Nos referimos con ello a esa otra ciudad subterránea, paralela: a los que habitan en el metro del D.F. El metro es una ciudad en sí misma, con características diferentes a la urbe tradicional. Se constituye y entiende como un espacio multisocial, donde conviven, al menos temporalmente, el trabajador asalariado que transita velozmente por él, y el vagabundo que ha hecho de este espacio su casa. El metro es ese lugar que recorre toda la ciudad y a su vez configura una ciudad nueva, que atraviesa las arterias de un México profundo, en un amplio sentido de la palabra.
La profundidad no solo se corresponde con la ubicación subterránea del metro, sino también con las capas sociales que en él habitan, y que están asociadas al mundo marginal, al “desecho humano” de la sociedad. Por lo tanto, hablamos no solo del detritus físico, sino también del resto que se produce como resultado de las diferencias de clases sociales.
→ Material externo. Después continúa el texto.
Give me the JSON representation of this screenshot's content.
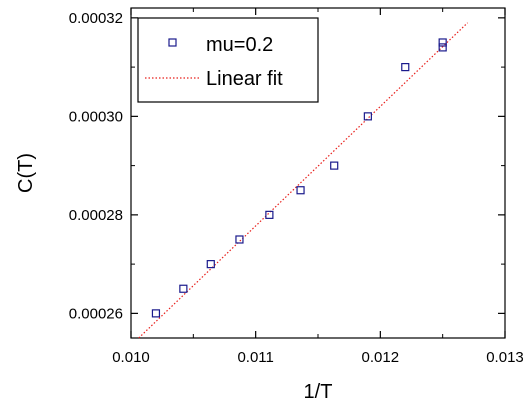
{
  "chart_data": {
    "type": "scatter",
    "xlabel": "1/T",
    "ylabel": "C(T)",
    "xlim": [
      0.01,
      0.013
    ],
    "ylim": [
      0.000255,
      0.000322
    ],
    "x_ticks": [
      "0.010",
      "0.011",
      "0.012",
      "0.013"
    ],
    "y_ticks": [
      "0.00026",
      "0.00028",
      "0.00030",
      "0.00032"
    ],
    "x_tick_values": [
      0.01,
      0.011,
      0.012,
      0.013
    ],
    "y_tick_values": [
      0.00026,
      0.00028,
      0.0003,
      0.00032
    ],
    "grid": false,
    "legend_position": "top-left",
    "series": [
      {
        "name": "mu=0.2",
        "kind": "scatter",
        "marker": "open-square",
        "color": "#1a1a8c",
        "x": [
          0.0102,
          0.01042,
          0.01064,
          0.01087,
          0.01111,
          0.01136,
          0.01163,
          0.0119,
          0.0122,
          0.0125,
          0.0125
        ],
        "y": [
          0.00026,
          0.000265,
          0.00027,
          0.000275,
          0.00028,
          0.000285,
          0.00029,
          0.0003,
          0.00031,
          0.000314,
          0.000315
        ]
      },
      {
        "name": "Linear fit",
        "kind": "line",
        "style": "dotted",
        "color": "#e8201c",
        "x": [
          0.01,
          0.0127
        ],
        "y": [
          0.0002535,
          0.000319
        ]
      }
    ]
  }
}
Como lo definiera Nicolás Bourriaud: “Es el modelo de la termodinámica lo que reina aquí: la energía social produce un residuo generando zonas de exclusión en las que se apiñan en completo desorden el proletariado, los explotados, la cultura popular, lo inmundo y lo inmoral: el conjunto subvaluado de todo lo que no se podría ver (…)”.[3]
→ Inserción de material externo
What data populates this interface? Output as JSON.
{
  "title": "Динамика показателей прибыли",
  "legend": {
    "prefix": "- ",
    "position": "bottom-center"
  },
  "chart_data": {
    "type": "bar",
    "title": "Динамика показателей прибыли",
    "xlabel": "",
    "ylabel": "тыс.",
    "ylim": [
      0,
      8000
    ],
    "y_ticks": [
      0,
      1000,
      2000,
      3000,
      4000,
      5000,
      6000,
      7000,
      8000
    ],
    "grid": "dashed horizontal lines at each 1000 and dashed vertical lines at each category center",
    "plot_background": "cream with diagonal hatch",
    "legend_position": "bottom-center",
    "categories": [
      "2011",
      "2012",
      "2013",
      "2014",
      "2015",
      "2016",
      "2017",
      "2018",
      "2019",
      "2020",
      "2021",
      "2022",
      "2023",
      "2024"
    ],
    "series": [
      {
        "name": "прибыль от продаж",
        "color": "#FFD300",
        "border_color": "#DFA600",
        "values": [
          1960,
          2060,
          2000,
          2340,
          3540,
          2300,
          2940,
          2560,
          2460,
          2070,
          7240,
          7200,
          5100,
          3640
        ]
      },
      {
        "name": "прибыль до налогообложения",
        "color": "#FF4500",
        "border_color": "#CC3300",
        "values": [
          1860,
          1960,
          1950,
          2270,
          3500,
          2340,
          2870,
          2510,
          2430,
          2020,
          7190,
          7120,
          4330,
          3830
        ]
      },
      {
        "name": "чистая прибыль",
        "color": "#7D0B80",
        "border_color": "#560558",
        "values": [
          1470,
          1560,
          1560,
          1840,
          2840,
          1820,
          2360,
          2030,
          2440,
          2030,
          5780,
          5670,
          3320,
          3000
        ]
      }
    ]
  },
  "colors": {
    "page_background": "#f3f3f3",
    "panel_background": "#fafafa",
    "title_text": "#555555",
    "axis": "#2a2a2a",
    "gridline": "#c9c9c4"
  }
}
En esta serie, Suter también insiste en poner de relieve las dicotomías de la ciudad/ sociedad en la que habita, donde hacia arriba se encuentran los grandes rascacielos pero cuya base alberga esos restos producidos por el propio sistema, los cuales, lejos de mantenerse al margen, en la periferia, se han integrado a este como si de un proceso antropofágico se tratara. Lo más llamativo radica en cómo esas construcciones que simbolizan y describen el estatus social de quienes son entendidos como restos o excesos del sistema, si bien por un lado pudieran amenazar la integridad del mismo, terminan reforzando su poder. Marcan esa otredad necesaria para que este se pueda observar a sí mismo y ratifique su potencia, creando de esta forma una retroalimentación hasta cierto punto “imprescindible”.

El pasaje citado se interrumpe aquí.